Pemerintah keliru menyamakan aksi tersebut dengan ancaman terhadap keamanan nasional. Menurut Amnesty, penindakan berupa razia dan penyitaan bendera One Piece di Tuban serta penghapusan mural di Sragen merupakan perampasan kebebasan berekspresi yang bertujuan mengintimidasi masyarakat. “Represi melalui razia atau penyitaan bendera One Piece di masyarakat seperti yang terjadi di Tuban serta penghapusan mural One Piece di Sragen jelas merupakan suatu bentuk perampasan kebebasan berekspresi yang bertujuan mengintimidasi dan menimbulkan ketakutan di masyarakat. Negara tidak boleh anti terhadap kritik,” tegas Usman Hamid.

Sikap Pemerintah yang Kontroversial

Sikap tegas pemerintah ini muncul sebagai respons terhadap fenomena pengibaran bendera One Piece. Menteri Koordinator Politik dan Keamanan, Budi Gunawan, menyatakan bahwa tindakan tersebut mengandung unsur pidana karena dianggap mencederai kehormatan bendera Merah Putih.
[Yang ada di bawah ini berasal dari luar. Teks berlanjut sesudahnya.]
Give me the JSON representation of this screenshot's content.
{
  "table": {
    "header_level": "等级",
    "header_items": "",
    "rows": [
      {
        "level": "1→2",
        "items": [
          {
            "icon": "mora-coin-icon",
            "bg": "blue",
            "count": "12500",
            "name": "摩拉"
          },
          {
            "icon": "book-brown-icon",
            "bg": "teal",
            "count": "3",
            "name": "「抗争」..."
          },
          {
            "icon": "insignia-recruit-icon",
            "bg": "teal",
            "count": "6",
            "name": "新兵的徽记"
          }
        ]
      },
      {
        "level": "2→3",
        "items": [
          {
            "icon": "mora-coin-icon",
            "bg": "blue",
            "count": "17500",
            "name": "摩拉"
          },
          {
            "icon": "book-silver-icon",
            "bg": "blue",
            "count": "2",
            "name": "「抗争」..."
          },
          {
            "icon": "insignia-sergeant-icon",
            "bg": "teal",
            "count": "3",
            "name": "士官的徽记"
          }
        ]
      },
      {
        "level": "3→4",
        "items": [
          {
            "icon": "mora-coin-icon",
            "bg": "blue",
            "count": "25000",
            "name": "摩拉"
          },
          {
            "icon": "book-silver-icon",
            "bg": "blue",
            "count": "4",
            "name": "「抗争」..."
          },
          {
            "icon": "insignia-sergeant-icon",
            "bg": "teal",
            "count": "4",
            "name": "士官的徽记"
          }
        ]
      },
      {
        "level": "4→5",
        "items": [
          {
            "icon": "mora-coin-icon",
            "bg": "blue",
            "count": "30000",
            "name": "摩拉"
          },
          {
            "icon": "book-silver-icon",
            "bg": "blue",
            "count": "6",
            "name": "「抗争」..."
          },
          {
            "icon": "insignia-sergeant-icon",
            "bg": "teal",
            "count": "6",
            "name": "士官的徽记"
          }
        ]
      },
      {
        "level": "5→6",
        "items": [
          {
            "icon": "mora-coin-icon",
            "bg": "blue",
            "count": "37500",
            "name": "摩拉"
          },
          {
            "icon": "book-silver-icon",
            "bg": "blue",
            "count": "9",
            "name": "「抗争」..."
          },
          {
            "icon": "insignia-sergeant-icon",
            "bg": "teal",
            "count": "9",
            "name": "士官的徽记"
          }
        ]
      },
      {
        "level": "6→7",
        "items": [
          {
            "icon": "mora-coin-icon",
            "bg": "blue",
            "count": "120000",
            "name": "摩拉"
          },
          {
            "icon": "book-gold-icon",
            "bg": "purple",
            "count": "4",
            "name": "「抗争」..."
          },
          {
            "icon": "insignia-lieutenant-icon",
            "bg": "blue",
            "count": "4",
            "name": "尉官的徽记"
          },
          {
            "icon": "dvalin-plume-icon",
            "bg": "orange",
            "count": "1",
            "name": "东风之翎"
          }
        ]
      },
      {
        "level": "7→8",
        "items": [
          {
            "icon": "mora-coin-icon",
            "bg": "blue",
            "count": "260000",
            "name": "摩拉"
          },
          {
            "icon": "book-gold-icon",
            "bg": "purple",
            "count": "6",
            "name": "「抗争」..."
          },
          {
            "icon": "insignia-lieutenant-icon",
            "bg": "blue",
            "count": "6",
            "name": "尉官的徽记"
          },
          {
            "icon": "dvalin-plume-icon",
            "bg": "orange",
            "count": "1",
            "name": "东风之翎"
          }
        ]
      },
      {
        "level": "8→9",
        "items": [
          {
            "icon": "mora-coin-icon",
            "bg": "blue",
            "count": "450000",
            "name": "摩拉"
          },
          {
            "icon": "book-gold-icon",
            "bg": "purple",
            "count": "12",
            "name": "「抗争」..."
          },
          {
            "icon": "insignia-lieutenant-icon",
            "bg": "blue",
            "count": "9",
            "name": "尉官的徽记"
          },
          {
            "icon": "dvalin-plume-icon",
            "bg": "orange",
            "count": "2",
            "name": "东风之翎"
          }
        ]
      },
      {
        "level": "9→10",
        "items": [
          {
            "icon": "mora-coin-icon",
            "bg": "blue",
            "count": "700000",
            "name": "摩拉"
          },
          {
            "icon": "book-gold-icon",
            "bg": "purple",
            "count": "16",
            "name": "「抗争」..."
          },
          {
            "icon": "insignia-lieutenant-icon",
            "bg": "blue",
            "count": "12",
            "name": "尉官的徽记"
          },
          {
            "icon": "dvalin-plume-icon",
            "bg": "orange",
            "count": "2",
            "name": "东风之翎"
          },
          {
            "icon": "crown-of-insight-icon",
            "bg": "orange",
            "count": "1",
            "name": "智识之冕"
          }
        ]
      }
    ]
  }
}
Pernyataan ini menimbulkan kekhawatiran akan semakin terbatasnya ruang ekspresi di Indonesia.

Wakil Ketua DPR, Sufmi Dasco Ahmad, menambahkan bahwa fenomena ini diduga sebagai upaya memecah belah persatuan bangsa. Pernyataan-pernyataan ini membentuk dasar tindakan represif yang dilakukan aparat di lapangan.

Kasus di Tuban dan Sragen

Di Kecamatan Kerek, Tuban, seorang pemuda berinisial AR dikunjungi polisi setelah mengunggah foto dirinya memberi hormat pada bendera bajak laut tersebut. Meskipun Kapolsek Kerek, Iptu Kastur, menyatakan kasus tidak berlanjut, bendera AR tetap disita dan konten di ponselnya dihapus.

Insiden serupa terjadi di Sragen, Jawa Tengah. Sebuah mural bergambar karakter One Piece dihapus oleh warga di bawah pengawasan aparat TNI dan Polri. Tindakan-tindakan ini menunjukkan kecenderungan pemerintah untuk membatasi kebebasan berekspresi dengan cara-cara yang dinilai kurang proporsional.

Kewajiban Negara Melindungi Kebebasan Berekspresi

Amnesty International Indonesia menekankan bahwa negara memiliki kewajiban untuk melindungi hak asasi warganya, termasuk kebebasan berekspresi. Menekan kritik dengan cara-cara represif justru akan memperparah situasi dan menimbulkan ketidakpercayaan masyarakat terhadap pemerintah.

Penggunaan simbol-simbol pop kultur, seperti bendera One Piece dalam hal ini, sebagai bentuk ekspresi, merupakan bagian dari dinamika demokrasi yang sehat. Negara seharusnya menciptakan ruang dialog terbuka ketimbang membatasi kebebasan berekspresi secara sewenang-wenang.

Ancaman terhadap Demokrasi

Tindakan represif pemerintah ini merupakan ancaman serius terhadap demokrasi di Indonesia. Kebebasan berekspresi merupakan pilar penting dalam demokrasi yang sehat. Pembatasan yang berlebihan akan menciptakan suasana takut dan menghalangi partisipasi aktif masyarakat dalam perkembangan bangsa. Oleh karena itu, penting bagi pemerintah untuk menghormati dan melindungi hak asasi manusia, termasuk kebebasan berpendapat dan berekspresi.

Pemerintah seharusnya fokus pada menciptakan dialog dan komunikasi yang lebih efektif dengan masyarakat daripada menekan kritik dengan tindakan represif.

Sebagai penutup, kasus pengibaran bendera One Piece ini menunjukkan perlunya pengembangan pemahaman yang lebih mendalam mengenai hak asasi manusia dan kebebasan berespresi, baik di kalangan pemerintah maupun masyarakat. Kebebasan berpendapat merupakan hak fundamental yang harus dihormati dan dilindungi.